Uma mente ‘incrível’, um físico ‘excepcional’

O ex-técnico do Levallois, que trabalhava para a Confederação Brasileira de Tênis de Mesa na época, viu o jogador de 14 anos “cheio de garra e entusiasmo” durante o Campeonato Brasileiro de 2010. Recusando-se a desarraigá-lo muito cedo, ele o enviou para São Caetano, perto de São Paulo, onde poderia viver com seu avô. Sério, diligente e acima de tudo muito talentoso, Hugo treinava entre 4 e 6 horas por dia no centro nacional de treinamento para compensar seu início tardio na modalidade. Mas ele progrediu muito rapidamente e “sua incrível mente, sua fisicalidade e sua extraordinária capacidade de compreensão”, segundo Mounier, levaram seu treinador a fazê-lo atravessar o Atlântico.

“Viver na França com apenas 16 anos, longe de casa e da minha família, me fez crescer”, admite Hugo Calderano hoje. “Foi uma experiência que me fez mais forte.” Apesar de uma grave lesão no quadril que estragou sua aventura parisiense, ele ainda se lembra de suas lições de francês (uma língua que domina perfeitamente) e, acima de tudo, de sua proximidade com Jean-Philippe Gatien, que ele ainda considera uma referência absoluta.

Após sua operação no Brasil, Hugo estava prestes a retornar ao Insep, mas seu mentor, Jean-René Mounier, havia deixado a capital francesa com seu parceiro, o técnico Michel Blondel, para trabalhar na Alemanha, em Ochsenhausen. Calderano seguiu a dupla e se juntou ao clube em uma pequena vila de 6 mil habitantes, a 150 km de Munique. Isolado, o brasileiro não precisava se forçar a permanecer focado em seu esporte e em seu progresso. “Eu estava longe das tentações que existem no Rio. Na verdade, eu sabia porque estava lá”, resume o mesatenista brasileiro, que derrotou Timo Boll (6° colocado do ranking mundial na época) em sua estreia pelo clube alemão, em 2014.

No ano seguinte, este poliglota, capaz de resolver o cubo mágico em menos de 10 segundos, venceu os Jogos Pan-Americanos em Toronto. Um título que é relevante de uma perspectiva brasileira, o que lhe dá um pouco de visibilidade no país do futebol e do vôlei. E nos Jogos Olímpicos Rio 2016, em sua terra natal, ele chegou às oitavas de final, mostrando um estilo de jogo cada vez mais ambicioso e exigente.

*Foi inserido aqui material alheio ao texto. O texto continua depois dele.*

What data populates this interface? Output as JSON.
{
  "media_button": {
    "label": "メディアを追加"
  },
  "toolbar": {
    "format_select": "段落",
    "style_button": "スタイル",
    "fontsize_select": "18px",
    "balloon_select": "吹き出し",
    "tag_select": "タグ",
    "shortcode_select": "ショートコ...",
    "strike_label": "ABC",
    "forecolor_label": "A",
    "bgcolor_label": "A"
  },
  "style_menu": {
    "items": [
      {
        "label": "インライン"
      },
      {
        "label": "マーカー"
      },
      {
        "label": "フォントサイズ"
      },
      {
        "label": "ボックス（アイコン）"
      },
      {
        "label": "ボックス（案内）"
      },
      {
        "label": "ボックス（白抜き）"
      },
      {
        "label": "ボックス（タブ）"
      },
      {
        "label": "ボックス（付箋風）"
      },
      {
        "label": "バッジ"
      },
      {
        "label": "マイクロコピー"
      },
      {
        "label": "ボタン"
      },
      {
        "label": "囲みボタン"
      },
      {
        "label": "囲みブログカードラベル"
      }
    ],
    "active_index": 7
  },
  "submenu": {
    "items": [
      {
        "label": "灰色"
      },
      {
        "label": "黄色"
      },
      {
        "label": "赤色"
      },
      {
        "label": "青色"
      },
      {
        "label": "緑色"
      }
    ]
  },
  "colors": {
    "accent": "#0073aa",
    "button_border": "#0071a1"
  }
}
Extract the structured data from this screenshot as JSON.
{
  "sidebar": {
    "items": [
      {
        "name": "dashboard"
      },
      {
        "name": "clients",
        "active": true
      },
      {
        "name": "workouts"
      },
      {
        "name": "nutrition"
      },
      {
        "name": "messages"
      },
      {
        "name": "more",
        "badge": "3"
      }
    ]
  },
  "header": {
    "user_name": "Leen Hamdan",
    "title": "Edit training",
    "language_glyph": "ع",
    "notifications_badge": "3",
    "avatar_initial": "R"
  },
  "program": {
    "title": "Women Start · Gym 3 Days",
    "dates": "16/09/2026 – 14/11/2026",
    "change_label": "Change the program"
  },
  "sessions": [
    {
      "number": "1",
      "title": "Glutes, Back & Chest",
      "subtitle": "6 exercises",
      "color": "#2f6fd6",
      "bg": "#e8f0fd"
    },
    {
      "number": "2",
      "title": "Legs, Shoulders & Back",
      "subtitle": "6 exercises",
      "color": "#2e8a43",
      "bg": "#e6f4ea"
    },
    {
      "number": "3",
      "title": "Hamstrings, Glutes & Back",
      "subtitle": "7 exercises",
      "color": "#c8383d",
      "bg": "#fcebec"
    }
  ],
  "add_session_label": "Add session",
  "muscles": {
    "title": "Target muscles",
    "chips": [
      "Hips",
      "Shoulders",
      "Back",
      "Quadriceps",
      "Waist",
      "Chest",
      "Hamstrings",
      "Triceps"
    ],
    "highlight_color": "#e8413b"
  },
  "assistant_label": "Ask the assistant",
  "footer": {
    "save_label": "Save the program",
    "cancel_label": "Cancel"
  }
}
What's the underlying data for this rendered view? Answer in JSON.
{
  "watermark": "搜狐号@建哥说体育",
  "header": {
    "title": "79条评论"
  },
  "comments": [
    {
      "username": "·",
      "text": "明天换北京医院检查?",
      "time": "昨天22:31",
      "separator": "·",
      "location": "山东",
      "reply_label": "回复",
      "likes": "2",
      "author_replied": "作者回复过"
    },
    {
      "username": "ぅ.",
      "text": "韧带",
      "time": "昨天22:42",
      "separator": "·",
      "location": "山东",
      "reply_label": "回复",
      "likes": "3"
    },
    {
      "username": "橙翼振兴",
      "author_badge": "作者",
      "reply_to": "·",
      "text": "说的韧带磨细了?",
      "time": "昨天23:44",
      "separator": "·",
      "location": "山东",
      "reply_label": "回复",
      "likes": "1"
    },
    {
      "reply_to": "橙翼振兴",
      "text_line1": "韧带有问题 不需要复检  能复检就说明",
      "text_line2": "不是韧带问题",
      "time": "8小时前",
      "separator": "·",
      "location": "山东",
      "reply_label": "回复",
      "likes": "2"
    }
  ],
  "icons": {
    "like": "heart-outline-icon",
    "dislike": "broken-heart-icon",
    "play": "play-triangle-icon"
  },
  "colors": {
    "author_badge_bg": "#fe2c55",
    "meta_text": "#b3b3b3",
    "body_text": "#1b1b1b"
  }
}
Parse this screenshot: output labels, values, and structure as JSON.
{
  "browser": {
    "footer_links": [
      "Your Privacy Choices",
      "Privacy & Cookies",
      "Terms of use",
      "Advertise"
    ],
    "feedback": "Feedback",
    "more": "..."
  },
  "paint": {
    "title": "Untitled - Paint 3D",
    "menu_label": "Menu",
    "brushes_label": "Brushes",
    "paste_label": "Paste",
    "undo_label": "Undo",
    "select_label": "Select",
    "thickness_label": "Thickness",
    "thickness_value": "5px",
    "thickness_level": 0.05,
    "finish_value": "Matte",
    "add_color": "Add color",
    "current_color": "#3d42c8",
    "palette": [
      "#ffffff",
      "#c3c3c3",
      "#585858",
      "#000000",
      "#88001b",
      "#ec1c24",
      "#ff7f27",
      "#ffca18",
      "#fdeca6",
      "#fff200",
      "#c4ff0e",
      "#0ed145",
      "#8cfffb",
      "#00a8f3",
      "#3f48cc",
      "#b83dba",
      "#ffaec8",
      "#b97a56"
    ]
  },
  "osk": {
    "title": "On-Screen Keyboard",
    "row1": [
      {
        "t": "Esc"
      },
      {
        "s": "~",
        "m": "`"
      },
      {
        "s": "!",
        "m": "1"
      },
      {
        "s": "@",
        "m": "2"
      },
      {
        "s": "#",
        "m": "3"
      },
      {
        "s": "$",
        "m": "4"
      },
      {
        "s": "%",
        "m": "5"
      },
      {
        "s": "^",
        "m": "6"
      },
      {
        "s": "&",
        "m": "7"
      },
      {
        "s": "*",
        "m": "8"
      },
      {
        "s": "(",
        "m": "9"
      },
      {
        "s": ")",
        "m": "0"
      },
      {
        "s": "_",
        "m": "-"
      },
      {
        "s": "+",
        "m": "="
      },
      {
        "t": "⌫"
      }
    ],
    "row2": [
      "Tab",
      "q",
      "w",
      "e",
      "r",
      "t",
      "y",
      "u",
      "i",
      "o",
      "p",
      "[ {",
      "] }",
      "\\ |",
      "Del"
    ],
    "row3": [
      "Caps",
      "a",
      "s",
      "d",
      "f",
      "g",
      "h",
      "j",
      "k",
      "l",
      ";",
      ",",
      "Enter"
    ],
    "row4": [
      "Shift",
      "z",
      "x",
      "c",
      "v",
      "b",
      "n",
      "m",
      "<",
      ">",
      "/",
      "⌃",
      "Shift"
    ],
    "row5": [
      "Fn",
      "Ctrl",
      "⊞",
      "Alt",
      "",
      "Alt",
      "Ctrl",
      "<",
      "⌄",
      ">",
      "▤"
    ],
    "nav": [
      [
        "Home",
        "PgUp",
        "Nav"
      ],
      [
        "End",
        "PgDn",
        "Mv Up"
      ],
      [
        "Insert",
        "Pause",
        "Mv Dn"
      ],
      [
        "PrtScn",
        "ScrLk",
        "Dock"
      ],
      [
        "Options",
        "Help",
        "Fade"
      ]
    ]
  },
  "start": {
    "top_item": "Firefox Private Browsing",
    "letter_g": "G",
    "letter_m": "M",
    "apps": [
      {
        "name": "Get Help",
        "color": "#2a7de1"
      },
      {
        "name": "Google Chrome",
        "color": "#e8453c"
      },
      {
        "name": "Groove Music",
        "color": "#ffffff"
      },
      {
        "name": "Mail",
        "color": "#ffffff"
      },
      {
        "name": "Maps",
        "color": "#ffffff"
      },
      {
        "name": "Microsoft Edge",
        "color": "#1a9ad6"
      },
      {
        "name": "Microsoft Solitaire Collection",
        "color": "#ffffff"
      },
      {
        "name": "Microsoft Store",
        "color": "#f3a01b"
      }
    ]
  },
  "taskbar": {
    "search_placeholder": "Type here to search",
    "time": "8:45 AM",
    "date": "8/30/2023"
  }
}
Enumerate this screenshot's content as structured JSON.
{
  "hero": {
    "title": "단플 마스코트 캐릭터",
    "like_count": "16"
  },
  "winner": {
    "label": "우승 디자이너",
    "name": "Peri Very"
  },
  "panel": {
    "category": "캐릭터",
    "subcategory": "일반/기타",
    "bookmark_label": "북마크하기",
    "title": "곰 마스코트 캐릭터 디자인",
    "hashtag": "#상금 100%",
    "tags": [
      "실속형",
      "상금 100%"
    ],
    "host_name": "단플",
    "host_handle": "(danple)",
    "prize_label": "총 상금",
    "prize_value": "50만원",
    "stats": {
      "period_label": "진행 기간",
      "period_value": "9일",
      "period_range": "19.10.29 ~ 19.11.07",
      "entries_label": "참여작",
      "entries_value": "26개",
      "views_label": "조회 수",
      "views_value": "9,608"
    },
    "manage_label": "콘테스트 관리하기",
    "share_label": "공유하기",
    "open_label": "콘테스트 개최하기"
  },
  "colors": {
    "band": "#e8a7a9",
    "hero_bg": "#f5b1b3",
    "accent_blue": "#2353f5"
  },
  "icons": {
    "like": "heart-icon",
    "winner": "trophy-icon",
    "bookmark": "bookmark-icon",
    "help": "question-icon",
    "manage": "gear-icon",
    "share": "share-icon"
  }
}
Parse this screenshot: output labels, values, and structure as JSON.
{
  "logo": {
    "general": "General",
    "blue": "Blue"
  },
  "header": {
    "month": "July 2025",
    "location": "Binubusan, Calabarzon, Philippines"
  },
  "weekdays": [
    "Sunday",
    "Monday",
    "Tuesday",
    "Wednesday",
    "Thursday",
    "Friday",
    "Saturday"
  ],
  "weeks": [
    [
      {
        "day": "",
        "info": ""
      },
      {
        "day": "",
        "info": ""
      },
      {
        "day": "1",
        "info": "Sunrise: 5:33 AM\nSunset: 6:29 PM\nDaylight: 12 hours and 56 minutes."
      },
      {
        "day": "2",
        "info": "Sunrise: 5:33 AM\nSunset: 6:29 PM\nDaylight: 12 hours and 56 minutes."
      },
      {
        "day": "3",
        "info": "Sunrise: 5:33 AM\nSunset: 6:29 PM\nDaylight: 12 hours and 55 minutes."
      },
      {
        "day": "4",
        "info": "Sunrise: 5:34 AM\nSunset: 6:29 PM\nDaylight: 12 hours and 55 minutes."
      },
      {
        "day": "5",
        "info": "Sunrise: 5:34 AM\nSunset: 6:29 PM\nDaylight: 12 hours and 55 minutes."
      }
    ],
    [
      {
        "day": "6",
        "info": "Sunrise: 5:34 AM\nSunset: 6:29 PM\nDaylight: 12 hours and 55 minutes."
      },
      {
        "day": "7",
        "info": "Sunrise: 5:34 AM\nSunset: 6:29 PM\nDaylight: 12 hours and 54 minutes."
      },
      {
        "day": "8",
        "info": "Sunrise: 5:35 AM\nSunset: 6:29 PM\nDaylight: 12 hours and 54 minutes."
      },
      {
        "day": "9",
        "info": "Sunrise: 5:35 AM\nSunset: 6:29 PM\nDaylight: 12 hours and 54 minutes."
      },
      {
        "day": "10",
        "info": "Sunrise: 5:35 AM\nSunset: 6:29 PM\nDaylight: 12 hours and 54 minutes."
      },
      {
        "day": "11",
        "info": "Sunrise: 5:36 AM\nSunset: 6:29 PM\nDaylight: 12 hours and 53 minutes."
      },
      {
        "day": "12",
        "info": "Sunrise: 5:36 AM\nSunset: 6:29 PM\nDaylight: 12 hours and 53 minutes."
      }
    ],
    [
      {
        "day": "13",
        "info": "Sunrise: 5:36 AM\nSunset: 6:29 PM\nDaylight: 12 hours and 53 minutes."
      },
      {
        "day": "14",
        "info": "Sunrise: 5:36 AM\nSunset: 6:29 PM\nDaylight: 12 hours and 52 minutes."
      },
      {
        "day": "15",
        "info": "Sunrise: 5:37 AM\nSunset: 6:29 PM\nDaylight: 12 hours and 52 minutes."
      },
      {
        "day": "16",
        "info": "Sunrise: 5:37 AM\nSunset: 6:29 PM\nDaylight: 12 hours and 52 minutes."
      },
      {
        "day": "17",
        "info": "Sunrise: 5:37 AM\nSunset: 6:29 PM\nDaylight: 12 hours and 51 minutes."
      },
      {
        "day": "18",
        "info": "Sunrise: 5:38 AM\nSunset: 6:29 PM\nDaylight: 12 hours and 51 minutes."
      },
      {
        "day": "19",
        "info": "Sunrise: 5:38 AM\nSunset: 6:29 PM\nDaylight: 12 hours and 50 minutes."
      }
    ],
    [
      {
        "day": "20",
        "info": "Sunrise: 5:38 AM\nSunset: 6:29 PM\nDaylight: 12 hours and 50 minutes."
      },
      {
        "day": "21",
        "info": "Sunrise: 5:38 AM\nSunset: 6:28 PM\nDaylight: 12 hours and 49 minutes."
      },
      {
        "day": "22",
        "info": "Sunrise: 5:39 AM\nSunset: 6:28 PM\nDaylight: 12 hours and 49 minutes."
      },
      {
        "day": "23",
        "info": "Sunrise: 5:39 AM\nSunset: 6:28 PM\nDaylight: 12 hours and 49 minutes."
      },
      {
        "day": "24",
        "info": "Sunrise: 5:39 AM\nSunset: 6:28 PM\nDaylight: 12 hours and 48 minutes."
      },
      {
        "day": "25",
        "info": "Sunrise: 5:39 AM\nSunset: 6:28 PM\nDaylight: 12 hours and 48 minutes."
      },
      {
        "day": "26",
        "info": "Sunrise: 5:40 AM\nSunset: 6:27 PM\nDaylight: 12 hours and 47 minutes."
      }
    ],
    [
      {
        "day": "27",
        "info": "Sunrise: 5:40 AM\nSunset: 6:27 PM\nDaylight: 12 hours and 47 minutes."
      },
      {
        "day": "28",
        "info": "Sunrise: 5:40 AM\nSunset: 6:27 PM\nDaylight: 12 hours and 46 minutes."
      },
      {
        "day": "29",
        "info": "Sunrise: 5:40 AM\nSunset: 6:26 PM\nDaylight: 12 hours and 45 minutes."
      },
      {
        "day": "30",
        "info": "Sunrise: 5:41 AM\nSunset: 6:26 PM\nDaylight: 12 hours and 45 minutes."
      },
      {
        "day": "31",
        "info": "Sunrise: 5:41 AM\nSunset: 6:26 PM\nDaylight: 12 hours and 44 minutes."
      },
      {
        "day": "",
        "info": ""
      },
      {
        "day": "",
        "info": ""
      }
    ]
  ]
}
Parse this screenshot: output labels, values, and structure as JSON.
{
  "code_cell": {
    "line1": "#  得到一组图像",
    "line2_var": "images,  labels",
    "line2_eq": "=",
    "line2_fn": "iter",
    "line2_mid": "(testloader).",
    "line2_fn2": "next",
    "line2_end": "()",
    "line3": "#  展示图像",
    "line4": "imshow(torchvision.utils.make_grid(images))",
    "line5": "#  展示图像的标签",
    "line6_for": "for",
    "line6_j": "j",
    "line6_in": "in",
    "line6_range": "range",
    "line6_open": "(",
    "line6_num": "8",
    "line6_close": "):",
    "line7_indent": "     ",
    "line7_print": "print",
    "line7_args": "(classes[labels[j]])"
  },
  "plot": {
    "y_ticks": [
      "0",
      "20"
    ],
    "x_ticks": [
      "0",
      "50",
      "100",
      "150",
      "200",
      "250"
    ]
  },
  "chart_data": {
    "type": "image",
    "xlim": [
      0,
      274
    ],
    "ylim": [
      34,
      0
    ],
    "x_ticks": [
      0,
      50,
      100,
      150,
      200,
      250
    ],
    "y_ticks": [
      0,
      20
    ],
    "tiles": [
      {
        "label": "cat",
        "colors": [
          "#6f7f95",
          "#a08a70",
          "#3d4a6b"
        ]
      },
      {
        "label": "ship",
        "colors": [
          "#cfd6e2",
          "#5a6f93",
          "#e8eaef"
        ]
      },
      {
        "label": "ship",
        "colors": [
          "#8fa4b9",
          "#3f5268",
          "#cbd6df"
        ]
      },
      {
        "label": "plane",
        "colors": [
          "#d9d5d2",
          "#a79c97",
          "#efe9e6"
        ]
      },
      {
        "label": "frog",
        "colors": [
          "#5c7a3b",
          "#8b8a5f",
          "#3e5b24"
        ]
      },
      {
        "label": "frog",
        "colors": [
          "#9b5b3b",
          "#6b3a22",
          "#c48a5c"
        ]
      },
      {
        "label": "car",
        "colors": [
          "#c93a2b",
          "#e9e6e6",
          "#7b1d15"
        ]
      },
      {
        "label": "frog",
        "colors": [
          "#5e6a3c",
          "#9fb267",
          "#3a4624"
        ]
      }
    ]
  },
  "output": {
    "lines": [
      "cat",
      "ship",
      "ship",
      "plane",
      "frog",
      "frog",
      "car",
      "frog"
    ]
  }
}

“A ideia não era copiar e colar o que os chineses fazem”, explica Jean-René Mounier. “O que tentamos fazer, em acordo com Hugo, foi usar suas qualidades para desenvolver um jogo único, o mais explosivo possível.” Um estilo que o técnico francês compara ao que Guardiola defendeu para revolucionar o jogo do Barça. “O objetivo é ir com tudo ao ataque! Jogue mais forte, mais rápido, mais perto”, resume ele. “Hugo é o que gera mais poder, de ambos os lados, ele não deve dar tempo aos seus oponentes. Quando é atacado, ele ataca ainda mais forte. É por isso que temos que nos esforçar!”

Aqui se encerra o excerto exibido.